The lack of rain in many parts of South Dakota could also have an impact on your reproductive success. Nutritionally mediated changes to the uterine environment can occur by changing components of uterine secretions or by influencing the circulating concentrations of progesterone that regulate the uterine environment. Heifers fed only 85% of maintenance requirements of energy and protein had reduced embryo development on day 3 and day 8 compared to heifers fed 100% maintenance indicating decreased embryonic growth. Therefore, animals that consume less than maintenance requirements due to drought situation during early embryo development may have decreased embryo survival. In addition, when animals are supplemented to make sure requirements are met, it is important that their diet is balanced for both energy and protein. Excess protein intake can directly influence the uterine environment. Excess intake of protein (25% excess of UIP or DIP) had no effect on uterine environment on the day of estrus but altered the environment of the uterus on day 7 and has been reported to decrease conception rates. Therefore, excess or under nutrition can have a tremendous impact on embryo survival and the ability to conceive or maintain pregnancy during a defined breeding season.

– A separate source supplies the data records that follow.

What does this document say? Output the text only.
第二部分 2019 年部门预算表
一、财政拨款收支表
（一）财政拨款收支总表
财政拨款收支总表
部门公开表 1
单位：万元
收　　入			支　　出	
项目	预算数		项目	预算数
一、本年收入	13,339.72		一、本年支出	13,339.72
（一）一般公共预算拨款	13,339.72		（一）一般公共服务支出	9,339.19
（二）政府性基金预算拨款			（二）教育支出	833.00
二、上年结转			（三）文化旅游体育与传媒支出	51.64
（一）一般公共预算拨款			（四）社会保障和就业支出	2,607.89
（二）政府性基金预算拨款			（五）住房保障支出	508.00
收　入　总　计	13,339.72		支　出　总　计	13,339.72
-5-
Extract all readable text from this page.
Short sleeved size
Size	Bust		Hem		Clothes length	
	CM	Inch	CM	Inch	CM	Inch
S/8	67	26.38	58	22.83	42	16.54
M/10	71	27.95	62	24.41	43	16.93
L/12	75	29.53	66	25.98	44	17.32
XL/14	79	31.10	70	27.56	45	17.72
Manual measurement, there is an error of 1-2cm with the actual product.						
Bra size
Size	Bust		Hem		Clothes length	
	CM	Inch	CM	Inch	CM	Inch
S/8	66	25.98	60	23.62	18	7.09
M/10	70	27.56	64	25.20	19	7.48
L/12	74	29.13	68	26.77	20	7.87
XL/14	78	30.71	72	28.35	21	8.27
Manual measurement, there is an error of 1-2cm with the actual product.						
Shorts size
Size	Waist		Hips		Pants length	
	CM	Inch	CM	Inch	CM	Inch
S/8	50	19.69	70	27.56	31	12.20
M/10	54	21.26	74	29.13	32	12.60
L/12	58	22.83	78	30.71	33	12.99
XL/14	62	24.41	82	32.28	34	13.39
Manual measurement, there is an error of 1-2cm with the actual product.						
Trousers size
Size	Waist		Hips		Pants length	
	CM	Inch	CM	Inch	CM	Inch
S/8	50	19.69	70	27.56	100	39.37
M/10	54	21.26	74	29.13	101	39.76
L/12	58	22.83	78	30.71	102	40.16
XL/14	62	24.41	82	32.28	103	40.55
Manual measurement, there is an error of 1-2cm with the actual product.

Getting cows/heifers pregnant during the breeding season, especially early in the breeding season, can have a tremendous impact on the profitability of a cow/calf operation. Tremendous amounts of time, effort, and costs are required to have a successful breeding season (natural service or AI), and both heat stress and changes in nutritional level during critical time points of embryo development can have a tremendous negative impact on pregnancy rates.